A new propeller created by the Ningbo Institute of Materials Technology and Engineering (NIMTE) coated with a skin mimicking that of a dolphin holds the promise of significantly reducing fuel consumption and emissions in large cargo ships.
For over a century, scientists and engineers have looked at the dolphin as a model for building fast, maneuverable watercraft. After all, when you have an animal that can slip so easily through the water and leap into the air as if it doesn't care which medium it's in, it's a pretty good target for imitation.
The problem is that a dolphin shouldn't be able to swim like that. The drag is too much and a dolphin's muscles are pound for pound about as strong as a human athlete, so the animal shouldn't be able to reach the speeds it does.
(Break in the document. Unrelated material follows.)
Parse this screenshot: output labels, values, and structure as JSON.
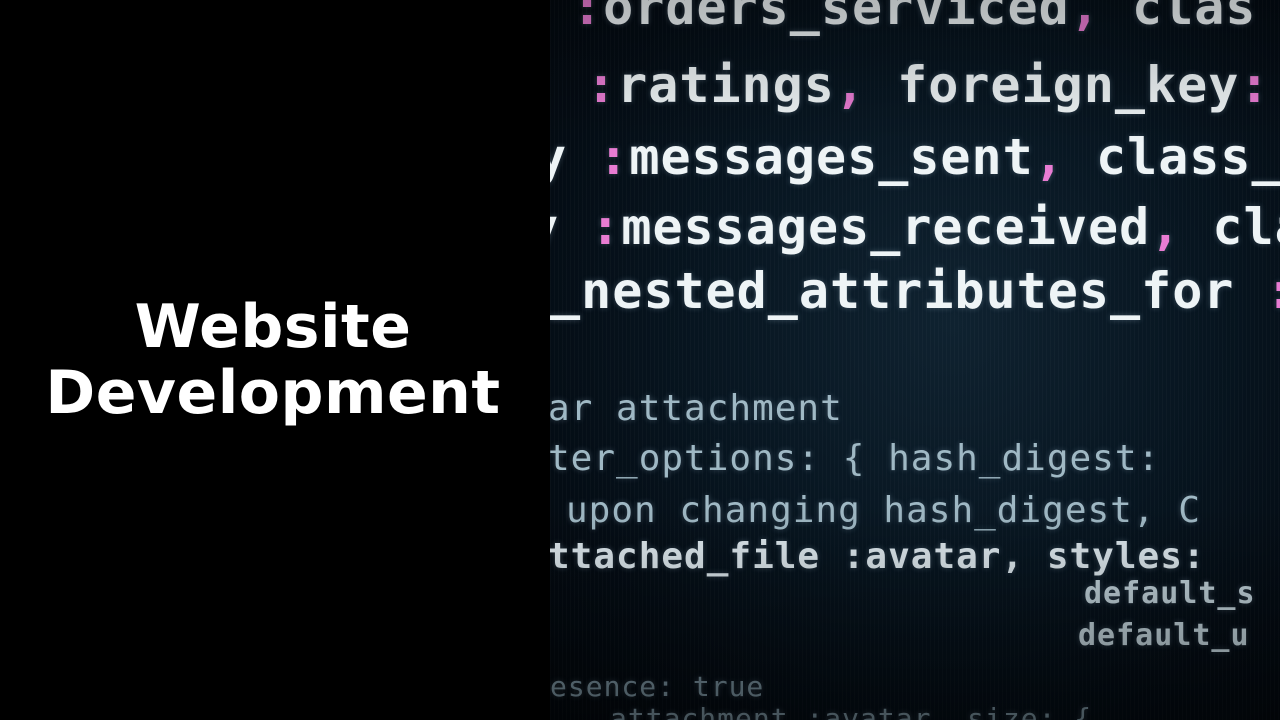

Up until the Second World War, this was a famous paradox, known as 'Gray's Paradox.'
Then engineers started to notice things. For example, if you watch seals and dolphins swimming together in a phosphorescent night sea, the lit plankton motes move around the seals in turbulent chaos, while they slide over the dolphins in straight lines. The culprit is the dolphin's remarkable skin.
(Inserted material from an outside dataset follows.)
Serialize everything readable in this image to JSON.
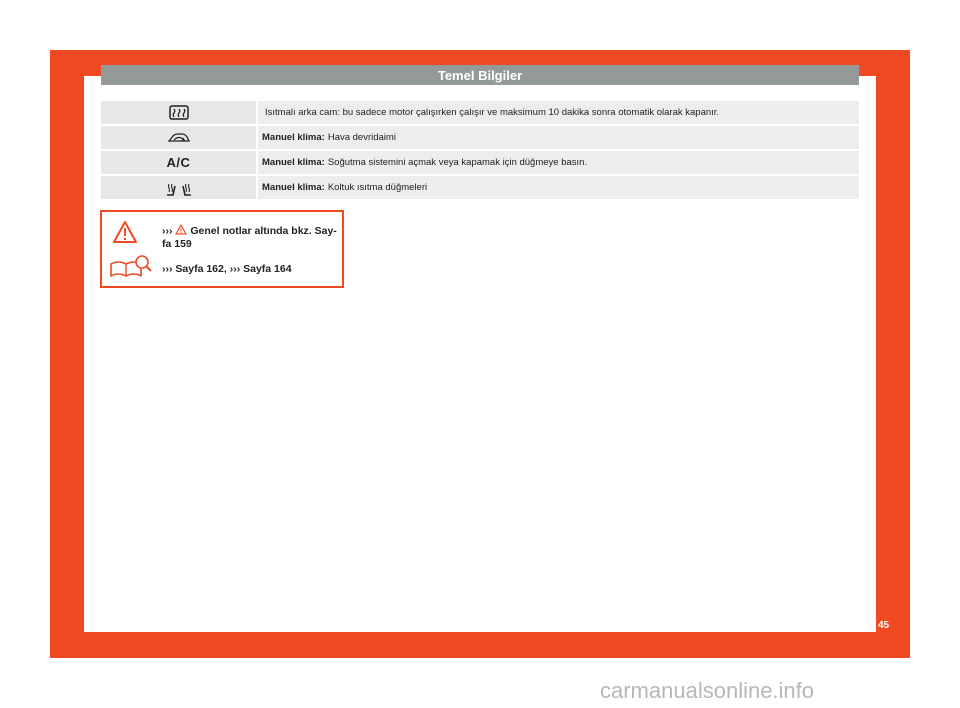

Put simply, dolphin skin has a flexible microstructure that, combined with mucus excretions, is able to alter itself as Flipper swims at different speeds. At high speeds, the skin generates a very thin layer of turbulence. This layer is almost frictionless, allowing the water around the dolphin to simply slide over in what is called laminar flow.
Today, laminar flow is used in both watercraft and aircraft as a means of reducing drag and increasing speed. Now, NIMTE is applying the principle to ship propellers. Its "bionic dolphin skin" is applied to a conventional propeller and isn't exactly like that of a dolphin, which is much more complex. Instead, the coating is made of liquid-like dynamic interfacial materials and a flexible microstructure measuring between 0.1 and 0.2 mm. This reduces shear force with the water and improves propeller efficiency.
Working with COSCO SHIPPING Energy Transportation, NIMTE carried out tests of the bionic skin propellers on a very large crude carrier (VLCC) with a tonnage of 300,000 tonnes.
In test voyages over 200 days covering over 35,000 nautical miles (40,000 miles, 65,000 km) between Chinese coastal ports and major Middle Eastern ports, the propellers produced a 2% savings in fuel consumption for the crude carrier. The researchers estimate it would cost US$20,000 to place the bionic dolphin skin over a propeller, which would deliver cost savings of over $140,000 a year while cutting CO2 emissions by more than 900 tonnes.